The Perth market provided a good opportunity given the lack of what Mr Han considers authentic Korean restaurants.
“If you go to Melbourne there are more than 35 Korean restaurants in the CBD; in Perth there are about five or six and usually they sell Japanese food together,” Mr Han said.
But a change was needed in the way Korean food was being presented in Perth, he said, which led to the inclusion of Mr Park as head chef.
Mr Park has worked in numerous restaurants in Perth, including The Lucky Shag at Barrack Square, which gave him an understanding of hot to modify traditional dishes to suit the market.
Mr Loh, who is Chinese Malaysian, has also been able to add his perspective on what may appeal to the South-East Asian diners.
Consequently, the team has moved away from the traditional Korean custom of only serving mains to now also include entrees and shared platters.
Mr Park has also reworked some of the traditional Korean flavours.
“It doesn’t taste the same (as in Korea) but it’s not that much different either, we make it a little bit less spicy, and we know that Westerners and South-East Asians like the sweet taste so we make it sweeter,” Mr Park said.
“We try to use the same ingredients as what we would use in Korea.

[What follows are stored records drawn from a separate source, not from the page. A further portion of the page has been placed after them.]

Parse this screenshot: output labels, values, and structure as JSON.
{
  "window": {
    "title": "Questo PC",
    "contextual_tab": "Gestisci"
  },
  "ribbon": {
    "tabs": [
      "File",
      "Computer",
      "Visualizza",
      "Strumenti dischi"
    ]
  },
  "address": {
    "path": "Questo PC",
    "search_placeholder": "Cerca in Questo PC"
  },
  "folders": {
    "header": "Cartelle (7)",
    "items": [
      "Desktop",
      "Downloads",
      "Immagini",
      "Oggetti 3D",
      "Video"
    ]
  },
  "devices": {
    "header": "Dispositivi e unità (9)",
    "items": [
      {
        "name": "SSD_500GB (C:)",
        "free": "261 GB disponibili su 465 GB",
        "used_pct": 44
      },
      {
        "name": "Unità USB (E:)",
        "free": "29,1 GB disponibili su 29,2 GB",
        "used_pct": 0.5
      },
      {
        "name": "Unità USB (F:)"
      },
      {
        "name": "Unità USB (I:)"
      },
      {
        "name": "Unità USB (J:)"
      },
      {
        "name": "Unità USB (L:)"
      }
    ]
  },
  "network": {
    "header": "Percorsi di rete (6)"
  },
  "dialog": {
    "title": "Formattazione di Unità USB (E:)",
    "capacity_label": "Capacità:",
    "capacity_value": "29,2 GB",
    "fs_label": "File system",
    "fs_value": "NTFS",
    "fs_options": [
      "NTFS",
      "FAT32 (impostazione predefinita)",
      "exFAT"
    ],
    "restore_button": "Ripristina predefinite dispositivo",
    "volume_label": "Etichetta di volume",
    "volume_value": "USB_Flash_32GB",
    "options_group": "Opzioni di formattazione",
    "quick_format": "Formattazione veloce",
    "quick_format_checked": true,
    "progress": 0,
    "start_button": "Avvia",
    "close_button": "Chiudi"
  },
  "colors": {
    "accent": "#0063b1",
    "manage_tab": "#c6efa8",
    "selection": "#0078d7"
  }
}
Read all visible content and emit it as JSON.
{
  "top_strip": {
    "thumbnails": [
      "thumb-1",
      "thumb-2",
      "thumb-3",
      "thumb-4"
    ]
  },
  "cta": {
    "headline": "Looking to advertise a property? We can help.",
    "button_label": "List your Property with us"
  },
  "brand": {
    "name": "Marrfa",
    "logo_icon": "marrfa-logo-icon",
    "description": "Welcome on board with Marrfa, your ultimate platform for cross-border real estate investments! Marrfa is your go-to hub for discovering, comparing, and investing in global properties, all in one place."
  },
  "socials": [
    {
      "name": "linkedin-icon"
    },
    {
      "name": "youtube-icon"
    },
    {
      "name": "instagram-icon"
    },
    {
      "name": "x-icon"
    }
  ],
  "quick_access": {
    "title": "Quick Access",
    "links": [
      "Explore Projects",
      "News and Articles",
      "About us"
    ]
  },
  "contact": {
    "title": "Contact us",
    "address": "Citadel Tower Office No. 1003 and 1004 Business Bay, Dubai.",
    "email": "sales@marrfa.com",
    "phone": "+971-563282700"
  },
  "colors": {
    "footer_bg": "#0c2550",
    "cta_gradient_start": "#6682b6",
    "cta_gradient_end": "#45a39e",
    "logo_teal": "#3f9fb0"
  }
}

I don’t want to mix in a very specific Western ingredient with Korean food.”
Koreans also have a tradition of sharing large bowls of casserole-style food, which Mr Park said was a practice Restaurant Gangnam had abandoned because it didn’t suit the Australian market.
Mr Loh said Karawara was an attractive location for the first restaurant because they wanted to grow the presence of Korean restaurants in the suburbs.
“A lot of the Korean restaurants that you see in WA are concentrated in the CBD area but once you go out into the suburbs they’re very hard to find,” he said.
“It’s probably similar to what you saw with Japanese restaurants about 20 years ago; all of the restaurants were in the CBD, but now you go out into the suburbs and you can see four or five.”